Les accords contiennent des dispositions liées, par exemple, au «gel» du cadre juridique par l’État-hôte (clause de stabilisation), aux questions de droit de propriété, aux compétences de juridiction et au règlement des différends, à la définition de la loi applicable, etc… Est-il cohérent pour un pays en Afrique d’accepter quasi systématiquement la compétence d’un tribunal arbitral international sans nécessairement anticiper les avantages mais aussi les inconvénients d’une telle procédure et des sentences étrangères qui en découlent ? La question des compétences pour négocier est primordiale et doit être portée à l’attention des gouvernements.

Ces contrats prévoient le cadre de l’investissement qui engagera davantage le pays hôte pour des périodes excédant facilement 15 ans (certains contrats de concessions minières ont été accordés pour des périodes de 30 ans, voire plus) et les gouvernements ne disposent pas dans la plupart des cas, contrairement aux sociétés minières étrangères, d’experts pour les accompagner dans ces prises de décisions essentielles pour leurs économies, leurs populations et d’une manière générale le développement durable de leur pays.

En 2007, la RDC avait décidé de revisiter plus d’une soixantaine (60) de contrats et titres afin de remettre à jour et rééquilibrer les conditions souvent acceptées au détriment des intérêts de l’État pour des gains à très court terme.

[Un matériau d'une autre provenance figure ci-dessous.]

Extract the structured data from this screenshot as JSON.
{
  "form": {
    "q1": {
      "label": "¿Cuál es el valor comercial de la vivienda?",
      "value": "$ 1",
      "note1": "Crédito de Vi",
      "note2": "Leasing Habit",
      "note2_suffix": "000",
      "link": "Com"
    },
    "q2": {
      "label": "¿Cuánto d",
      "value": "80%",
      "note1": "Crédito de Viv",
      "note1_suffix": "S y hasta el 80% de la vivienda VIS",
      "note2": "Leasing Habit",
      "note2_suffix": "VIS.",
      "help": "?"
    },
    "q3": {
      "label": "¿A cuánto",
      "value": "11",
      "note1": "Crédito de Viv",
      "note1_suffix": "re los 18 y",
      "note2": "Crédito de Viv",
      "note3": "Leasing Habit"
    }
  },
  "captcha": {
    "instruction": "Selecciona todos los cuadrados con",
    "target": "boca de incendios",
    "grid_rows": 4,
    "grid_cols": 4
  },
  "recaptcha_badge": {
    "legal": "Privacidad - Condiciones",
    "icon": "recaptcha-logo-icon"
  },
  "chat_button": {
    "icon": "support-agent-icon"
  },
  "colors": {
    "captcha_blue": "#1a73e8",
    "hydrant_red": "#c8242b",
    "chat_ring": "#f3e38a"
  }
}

Malgré cet exercice opéré au prix de quelques remontrances, les autorités congolaises souhaitent, semble-t-il, entamer pour cette année 2012 une révision du code minier de 2002.

Réévaluation des politiques minières

Si la réforme du cadre réglementaire du secteur minier est essentielle, est-elle pour autant suffisante pour garantir un développement durable des Etats qui s’y engagent ? En amont, une implémentation effective ainsi qu’une application plus stricte et beaucoup moins permissive des codes existants devraient être un préalable au même titre que la négociation des contrats miniers et les problématiques de transparence et de bonne gouvernance. La Banque africaine de développement a mis en place en 2008 la Facilité africaine de soutien juridique (ALSF) pour justement palier ces lacunes dans les capacités de négociations de contrats complexes notamment dans le secteur des industries extractives. La «Vision minière pour l’Afrique» (Africa Mining Vision) développée par le Département du commerce et de l’industrie de la Commission de l’union africaine (UA) et la Division du commerce et de l’intégration régionale de la Commission économique des nations unies pour l’Afrique (CEA) met l’accent de manière innovante et globale pour le continent africain sur la nécessité pour les pays riches en ressources naturelles de procéder à une réévaluation de leur politique minière.

Pour véritablement permettre un développement socio-économique durable et non pas uniquement des «opportunités d’affaires» aux retombées économiques éphémères, les États africains ont l’obligation de se doter de ressources pour mettre en place (i) un cadre législatif stable à travers (ii) un code minier cohérent permettant un meilleur partage des recettes issues des activités minières entres les sociétés minières et l’État (iii) des structures institutionnelles permettant la traçabilité, la bonne gestion des revenus et une redistribution équitable au sein des populations locales et de (iv) négocier stratégiquement les contrats et conventions avec les sociétés étrangères pour assurer une stabilité sur le long terme, implémenter harmonieusement et de manière beaucoup moins permissive le cadre juridique de l’environnement des affaires et en particulier celui de son secteur minier.

(Avec Les Afriques)

Après plusieurs années passées à Londres au sein du cabinet d’avocats Allen & Overy, Coumba DOUCOURE NGALANI a rejoint la Facilité Africaine de Soutien Juridique (ALSF) en juillet 2010. Au sein de l’ALSF, cette experte intervient essentiellement sur les projets d’appui aux États africains dans différents domaines des industries extractives.